Виттерштейн чувствовал пульс умирающего тоттмейстера так явственно, словно держал руку у того на шее. Упрямый, неровный, слабый, но все-таки пульс. Механические подрагивания чужого сердца. Совершенно, должно быть, нечеловеческого, но продолжающего сокращаться, толкая ядовитую кровь по венам.

«Ничего, - сказал Виттерштейн сам себе, бессмысленно глядя на тело, - Сейчас это прекратится. Еще минут пять, должно быть, вон, сколько крови натекло… Темная кровь, это хорошо. Значит, недолго. Но что же делать дальше? Положить умирающего к остывшим телам мертвецов, чтобы он среди них испустил дыхание? Господи, как это противно, мерзко. Но что же тогда? Может, самому?.. В сущности, ничего сложного. Просто мысленно пережать несколько артерий. Практика на уровне второго курса. Легкие прикосновения вот тут, в районе шеи, а для надежности можно и в мозгу, вот эту вот беспокойную жилку…»
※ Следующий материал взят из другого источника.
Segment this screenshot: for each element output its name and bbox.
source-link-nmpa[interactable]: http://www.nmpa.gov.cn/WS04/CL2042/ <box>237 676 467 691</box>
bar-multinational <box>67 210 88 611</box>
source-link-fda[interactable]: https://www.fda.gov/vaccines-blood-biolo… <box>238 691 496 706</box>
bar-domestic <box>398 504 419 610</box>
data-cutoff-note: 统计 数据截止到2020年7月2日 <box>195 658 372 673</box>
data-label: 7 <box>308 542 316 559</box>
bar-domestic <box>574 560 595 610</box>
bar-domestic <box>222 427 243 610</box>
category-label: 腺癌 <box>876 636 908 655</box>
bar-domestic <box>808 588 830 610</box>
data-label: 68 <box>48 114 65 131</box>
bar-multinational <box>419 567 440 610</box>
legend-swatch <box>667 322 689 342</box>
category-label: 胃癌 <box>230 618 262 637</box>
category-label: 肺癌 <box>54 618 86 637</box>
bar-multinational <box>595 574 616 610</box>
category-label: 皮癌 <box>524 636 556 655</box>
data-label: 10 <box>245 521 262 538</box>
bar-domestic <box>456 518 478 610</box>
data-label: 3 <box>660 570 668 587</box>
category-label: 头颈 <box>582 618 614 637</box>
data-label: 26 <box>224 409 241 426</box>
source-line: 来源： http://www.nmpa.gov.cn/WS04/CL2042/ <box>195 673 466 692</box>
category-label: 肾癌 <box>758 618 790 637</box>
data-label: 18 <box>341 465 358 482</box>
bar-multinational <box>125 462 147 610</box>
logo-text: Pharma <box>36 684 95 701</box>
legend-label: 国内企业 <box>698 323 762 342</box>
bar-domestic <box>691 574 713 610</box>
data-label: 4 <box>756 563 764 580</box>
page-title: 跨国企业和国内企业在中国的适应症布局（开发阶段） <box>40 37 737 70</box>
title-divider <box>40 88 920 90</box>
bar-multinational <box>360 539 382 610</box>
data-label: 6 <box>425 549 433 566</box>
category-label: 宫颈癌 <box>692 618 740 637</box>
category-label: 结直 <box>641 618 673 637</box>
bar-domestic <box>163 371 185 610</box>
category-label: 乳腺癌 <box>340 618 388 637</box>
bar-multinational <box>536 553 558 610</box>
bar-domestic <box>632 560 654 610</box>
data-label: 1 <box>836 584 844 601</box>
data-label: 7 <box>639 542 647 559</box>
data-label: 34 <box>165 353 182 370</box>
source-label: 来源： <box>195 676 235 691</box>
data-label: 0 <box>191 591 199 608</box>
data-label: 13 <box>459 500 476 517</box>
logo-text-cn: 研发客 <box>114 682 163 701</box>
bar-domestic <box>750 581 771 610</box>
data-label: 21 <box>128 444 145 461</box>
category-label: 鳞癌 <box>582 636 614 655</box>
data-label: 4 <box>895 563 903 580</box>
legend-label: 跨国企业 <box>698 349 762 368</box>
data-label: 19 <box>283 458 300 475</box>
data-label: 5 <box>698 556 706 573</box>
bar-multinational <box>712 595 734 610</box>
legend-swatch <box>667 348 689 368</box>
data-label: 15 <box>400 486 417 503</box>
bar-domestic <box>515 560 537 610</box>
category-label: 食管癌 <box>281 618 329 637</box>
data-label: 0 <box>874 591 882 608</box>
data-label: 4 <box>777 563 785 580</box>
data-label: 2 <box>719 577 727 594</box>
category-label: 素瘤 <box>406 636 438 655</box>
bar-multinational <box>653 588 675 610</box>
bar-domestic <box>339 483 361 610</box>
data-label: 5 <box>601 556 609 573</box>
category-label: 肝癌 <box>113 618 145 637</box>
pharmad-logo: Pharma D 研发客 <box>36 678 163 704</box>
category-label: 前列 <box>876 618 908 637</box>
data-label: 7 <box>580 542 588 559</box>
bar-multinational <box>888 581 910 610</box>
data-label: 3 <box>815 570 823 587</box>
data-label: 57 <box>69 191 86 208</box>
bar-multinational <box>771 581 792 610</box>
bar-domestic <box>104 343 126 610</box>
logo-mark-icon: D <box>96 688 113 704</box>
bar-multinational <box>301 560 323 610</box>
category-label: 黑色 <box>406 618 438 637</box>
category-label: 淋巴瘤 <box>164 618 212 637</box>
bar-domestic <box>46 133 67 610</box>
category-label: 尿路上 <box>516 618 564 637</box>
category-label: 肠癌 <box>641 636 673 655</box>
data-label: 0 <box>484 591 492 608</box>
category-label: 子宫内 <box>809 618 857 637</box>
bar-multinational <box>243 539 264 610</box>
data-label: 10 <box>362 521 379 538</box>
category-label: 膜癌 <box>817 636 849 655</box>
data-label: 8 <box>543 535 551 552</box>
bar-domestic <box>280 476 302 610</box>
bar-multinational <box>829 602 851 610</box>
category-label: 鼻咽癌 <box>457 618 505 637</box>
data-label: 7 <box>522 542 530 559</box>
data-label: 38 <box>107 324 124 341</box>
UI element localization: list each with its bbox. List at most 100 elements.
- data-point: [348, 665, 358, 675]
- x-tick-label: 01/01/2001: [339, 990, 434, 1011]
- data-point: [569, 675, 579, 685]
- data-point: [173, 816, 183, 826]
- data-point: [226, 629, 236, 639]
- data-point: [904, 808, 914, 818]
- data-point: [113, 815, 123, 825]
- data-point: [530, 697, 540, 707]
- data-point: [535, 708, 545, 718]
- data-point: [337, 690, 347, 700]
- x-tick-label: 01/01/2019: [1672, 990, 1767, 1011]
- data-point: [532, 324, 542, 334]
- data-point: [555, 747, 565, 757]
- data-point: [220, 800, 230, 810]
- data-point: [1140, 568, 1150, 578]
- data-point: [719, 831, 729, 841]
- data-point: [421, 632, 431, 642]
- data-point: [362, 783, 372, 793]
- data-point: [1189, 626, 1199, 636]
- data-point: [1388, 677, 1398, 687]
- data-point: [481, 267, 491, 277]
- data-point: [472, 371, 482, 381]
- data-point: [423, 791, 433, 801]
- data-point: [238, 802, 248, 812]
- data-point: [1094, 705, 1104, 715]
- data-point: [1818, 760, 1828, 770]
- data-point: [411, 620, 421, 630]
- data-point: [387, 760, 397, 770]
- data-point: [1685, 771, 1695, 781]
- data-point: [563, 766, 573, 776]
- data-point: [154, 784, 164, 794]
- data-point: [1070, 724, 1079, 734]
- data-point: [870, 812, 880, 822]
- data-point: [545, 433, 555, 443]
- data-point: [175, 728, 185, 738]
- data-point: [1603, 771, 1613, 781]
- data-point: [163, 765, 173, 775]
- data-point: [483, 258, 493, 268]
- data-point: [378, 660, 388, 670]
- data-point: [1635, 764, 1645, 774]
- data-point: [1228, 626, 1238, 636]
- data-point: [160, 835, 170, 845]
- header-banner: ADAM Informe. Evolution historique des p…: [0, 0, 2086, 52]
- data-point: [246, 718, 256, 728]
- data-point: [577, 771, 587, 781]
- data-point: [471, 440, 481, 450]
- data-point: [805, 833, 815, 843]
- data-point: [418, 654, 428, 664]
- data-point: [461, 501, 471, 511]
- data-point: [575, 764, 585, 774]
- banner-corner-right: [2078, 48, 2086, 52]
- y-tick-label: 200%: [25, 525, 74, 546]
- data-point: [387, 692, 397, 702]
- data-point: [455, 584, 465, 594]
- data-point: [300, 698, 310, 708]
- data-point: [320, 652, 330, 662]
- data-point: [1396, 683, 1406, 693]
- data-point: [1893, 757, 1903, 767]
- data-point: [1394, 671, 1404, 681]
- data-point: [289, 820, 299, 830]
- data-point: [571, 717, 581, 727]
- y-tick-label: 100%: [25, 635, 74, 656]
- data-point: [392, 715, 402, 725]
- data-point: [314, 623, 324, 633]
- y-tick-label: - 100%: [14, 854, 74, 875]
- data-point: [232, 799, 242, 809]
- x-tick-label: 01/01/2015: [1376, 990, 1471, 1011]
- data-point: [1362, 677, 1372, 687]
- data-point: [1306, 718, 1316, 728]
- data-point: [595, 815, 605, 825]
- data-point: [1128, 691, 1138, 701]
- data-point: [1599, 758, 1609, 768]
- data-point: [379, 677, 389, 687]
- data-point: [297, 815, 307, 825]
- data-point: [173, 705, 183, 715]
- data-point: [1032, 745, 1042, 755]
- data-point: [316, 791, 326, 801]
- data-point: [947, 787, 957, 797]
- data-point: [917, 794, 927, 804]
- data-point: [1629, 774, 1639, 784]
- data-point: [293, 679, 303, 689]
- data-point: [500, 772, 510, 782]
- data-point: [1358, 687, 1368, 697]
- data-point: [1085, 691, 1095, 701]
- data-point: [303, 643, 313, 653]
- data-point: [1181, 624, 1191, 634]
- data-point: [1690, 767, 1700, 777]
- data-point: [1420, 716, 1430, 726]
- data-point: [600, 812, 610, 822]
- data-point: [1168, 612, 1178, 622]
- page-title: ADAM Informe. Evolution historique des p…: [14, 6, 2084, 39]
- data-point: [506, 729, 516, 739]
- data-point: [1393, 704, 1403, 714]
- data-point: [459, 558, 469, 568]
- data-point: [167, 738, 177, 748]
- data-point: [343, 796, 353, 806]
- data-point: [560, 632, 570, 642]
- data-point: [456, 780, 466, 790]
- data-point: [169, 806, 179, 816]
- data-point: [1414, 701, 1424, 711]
В ушах зашумело. Виттерштейн деревянными руками оттолкнулся от операционного стола. Мысленное прикосновение пропало лишь спустя несколько секунд, оттого, даже отойдя от тоттмейстера, он чувствовал некоторое время под пальцами его мягкие пульсирующие артерии. Он едва не сделал это. В последнюю секунду какой-то безотчетный импульс помешал.

«А что разницы? – подумал он тоскливо, - Так ты убийца, а так – палач. Не все ли равно, в сущности, для того, кто поклялся спасать человеческие жизни?».

Сейчас не должно быть места слабости. Он, Ульрих Виттерштейн, господин лебенсмейстер, не имеет права на слабость. Он должен быть холодным и твердым, как ланцет, вскрывающий гнойный нарыв, как…

Блиндаж тряхнуло, с потолка посыпалась земля, свет несколько раз мигнул. Грохот пришел позже и навалился с такой силой, что Виттерштейн рефлекторно сжался и даже присел – возникло ощущение, что сейчас на голову посыплются бревна перекрытий, сломанные, как гнилые спички…

Сестра милосердия испуганно вскрикнула, а Гринберг пробормотал:

- Близко ударило. Что же эти чертовы англичане, сквозь землю видят?..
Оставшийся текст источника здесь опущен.